I created a simple test case to reproduce this with the following schema,
CREATE TABLE table1 ( table1_id integer NOT NULL, name character varying NOT NULL, PRIMARY KEY(table1_id) ); CREATE TABLE table2 ( table2_id integer NOT NULL, name character varying NOT NULL, PRIMARY KEY(table2_id) ); CREATE TABLE table3 ( table3_id integer NOT NULL, name character varying NOT NULL, PRIMARY KEY(table3_id) ); CREATE TABLE table4 ( table4_id integer NOT NULL, name character varying NOT NULL, PRIMARY KEY(table4_id) ); CREATE TABLE test_target ( table1_id integer NOT NULL, table2_id integer NOT NULL, visible boolean NOT NULL, date_added timestamp with time zone NOT NULL, date_updated timestamp with time zone NOT NULL, table3_id1 integer NOT NULL, table3_id2 integer NOT NULL, table4_id1 integer NOT NULL, table4_id2 integer NOT NULL, FOREIGN KEY (table1_id) REFERENCES table1(table1_id), FOREIGN KEY (table2_id) REFERENCES table2(table2_id), FOREIGN KEY (table3_id1) REFERENCES table3(table3_id), FOREIGN KEY (table3_id2) REFERENCES table3(table3_id), FOREIGN KEY (table4_id1) REFERENCES table4(table4_id), FOREIGN KEY (table4_id2) REFERENCES table4(table4_id) );
Running this INSERT / SELECT below can cause the PostgreSQL to keep expanding in memory usage. On a 32-bit machine it aborts due to an out of memory error around 2GB, but on a 64-bit Linux machine it keeps using memory until all of the main memory and swap is full and then the oom-killer process is spawned and starts killing processes.

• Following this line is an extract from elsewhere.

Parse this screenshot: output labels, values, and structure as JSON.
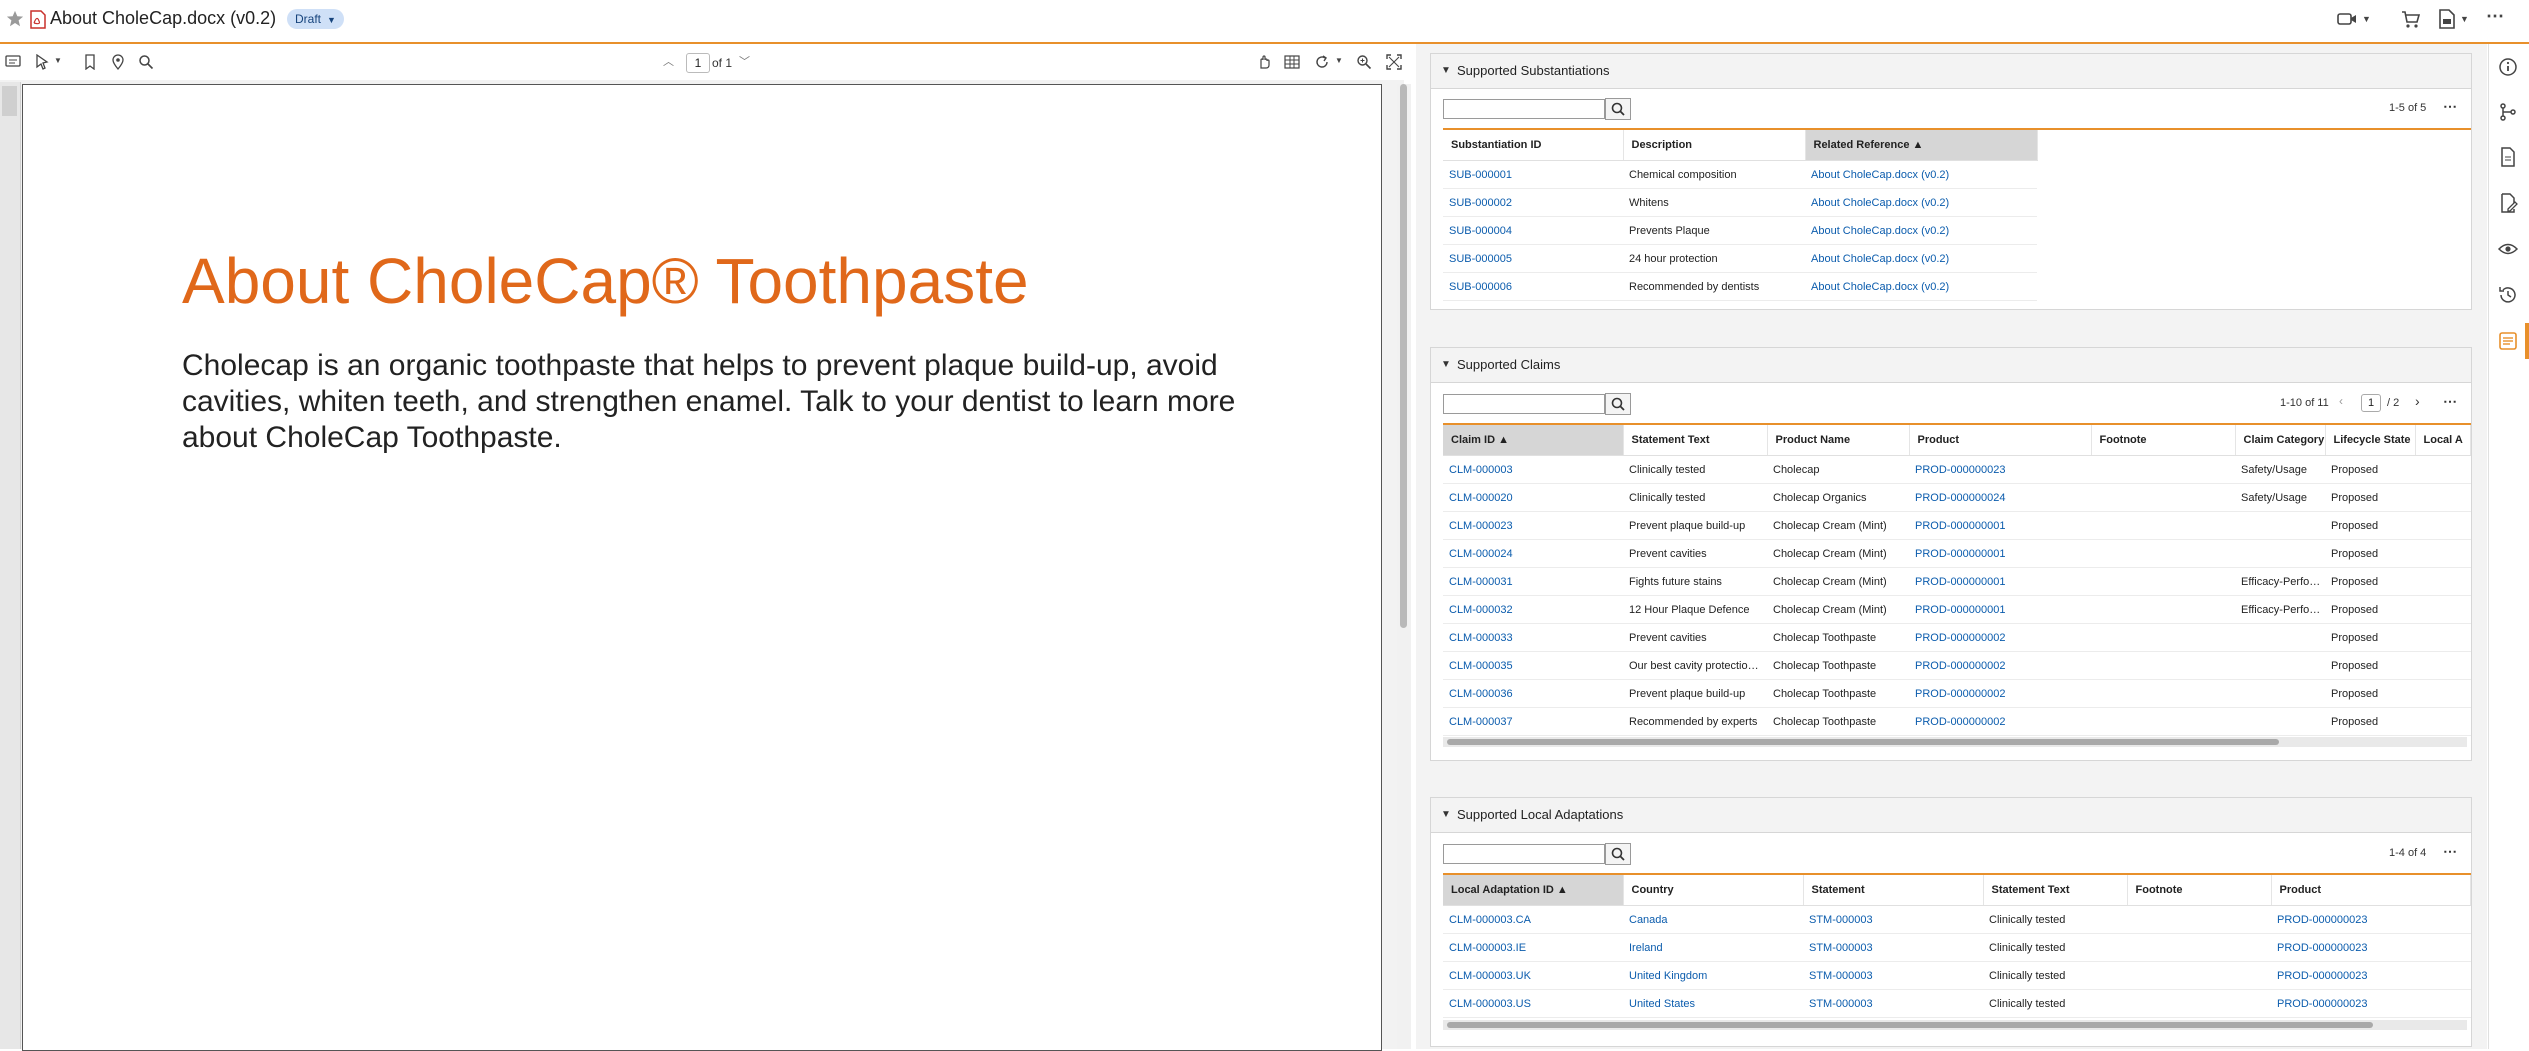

INSERT INTO test_target ( table1_id, table2_id, visible, date_added, date_updated, table3_id1, table3_id2, table4_id1, table4_id2 ) SELECT 0 as table1_id, 0 as table2_id, TRUE as visible, now() as date_added, now() as date_updated, 0 as table3_id1, 0 as table3_id2, 0 as table4_id1, 0 as table4_id2 FROM generate_series(1, 13000000);
I've tried this on PostgreSQL 8.3.7 under Linux and I found the same behavior in PostgreSQL 8.4 Beta for Windows.
A simple workaround I found is to simply drop the foreign keys before the insert, and re-add the foreign keys after the data is loaded into the table.